Education is one sector which needs to mutate as knowledge sources and their application become more varied and complex in probing times and the regulatory systems or norms, therefore, need to rise above orthodoxies and become dynamic. The HRD Ministry has done just that by preparing a draft Act that will scrap the UGC with a new all-pervasive Higher Education Commission of India. According to the proposals, which HRD Minister Prakash Javadekar has left open to amendments, the new panel would solely look into academic matters and uniformity of standards in providing quality instruction. Monetary grants would be the purview of the ministry so that the expert commission would be free of bureaucratese and instead concentrate on things that matter — mentoring institutions, ensuring meritocracy, encouraging research, standardising the quality of training, identifying bogus institutions, monitor faculty benchmarks and, in short, ensure autonomy of institutions. Higher education in India is indeed in a grave crisis mode as universities in our hinterland, too, have made it to the global index whereas, except IITs, none of our institutions are in the wanted list. If recent entrance test results to advanced courses are any indication, then the meritorious performances are a dismal ratio and need a quick fix. The rote learning method needs to be eliminated and replaced by one that assesses comprehension and application of acquired knowledge. Our students need to be skilled and industry-ready and capable of driving innovation, rather than becoming formulaic clones. Other countries like UK and the Australia have already moved to independent commissions of higher education.

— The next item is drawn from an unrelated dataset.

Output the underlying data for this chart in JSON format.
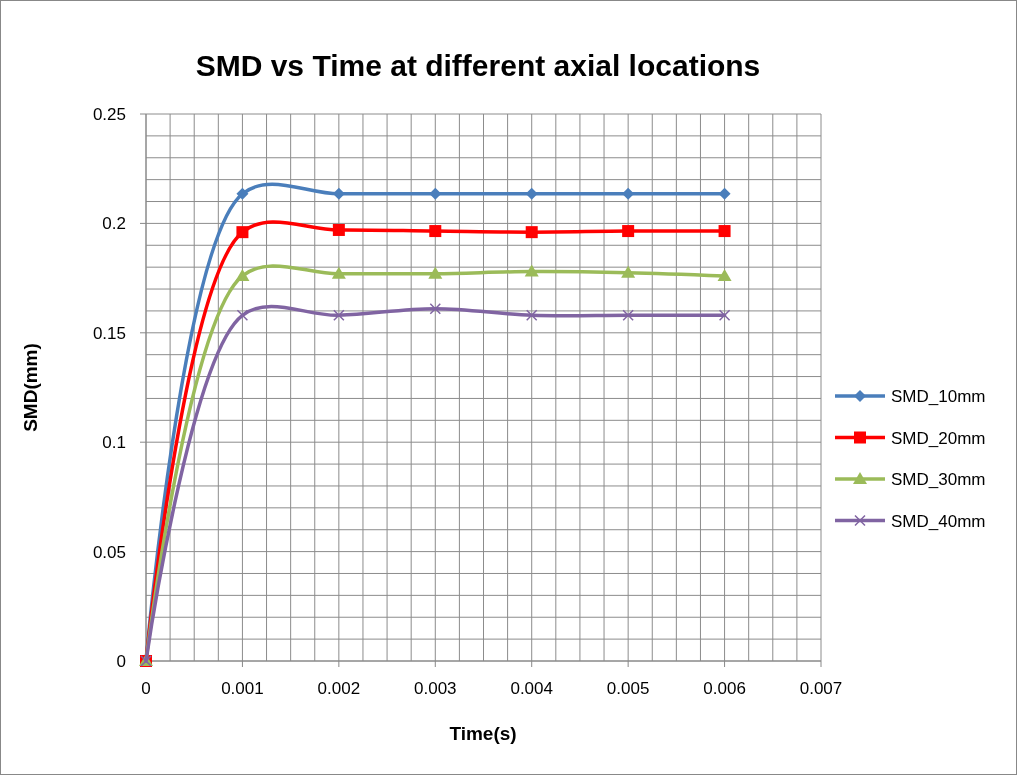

Absolutism of the UGC has had many casualties. Vice-Chancellors have had to be at the beck and call of an official for routine fund clearances, leave aside seeking one for innovations. A performance-linked funding pattern that would encourage competitive scholarship, was never considered. UGC has not quite been able to attract world-class faculty to teach at Indian universities in a visiting capacity. We have not been able to benchmark ourselves internationally as an education hub the way we have in the health sector, medical tourism now being the most sought after. Even China has worked towards evolving a strong university culture that is attracting students from across the world, particularly the region. The UGC’s ad hoc system of rewarding research, based on academic performance, rather than subjecting it to expert reviews, have discouraged path-breaking thought. Besides, there is a multiplicity of authorities for technical education, be it the AICTE and for medical courses MCI, that often run at cross purposes and add to the confusion with overlapping functionalities. Of course, it is brave of the Modi Government to push through well-intentioned reforms that have been in the lab since UPA days. But it has practical challenges to meet. Will the higher education reforms be effective enough without an overhaul of the National Education Policy? This would make the new move look knee-jerk. Then there is the task of keeping it apolitical. By subjecting matters of appointment in leadership positions at all universities, even if they are established under state law, to the panel may invite tendencies of favouritism, which is a thin line to walk. Even if you free up teachers, can politicisation of students be tamed? Most importantly, the assessment system itself has to be graded and appropriate experts brought in to understand premium quality of elite institutions, which need to be given more room for autonomy. Most important though is filling up teaching vacancies in Central universities across the country, including the prized AIIMS. Some varsities in far-flung states have a shocking gap of faculty vacancies by over 50 per cent. Can an ecosystem be developed at institutions set up in backward pockets that will be attractive enough to draw in quality teachers in the first place? These grassroots issues need to be addressed on an emergency basis too.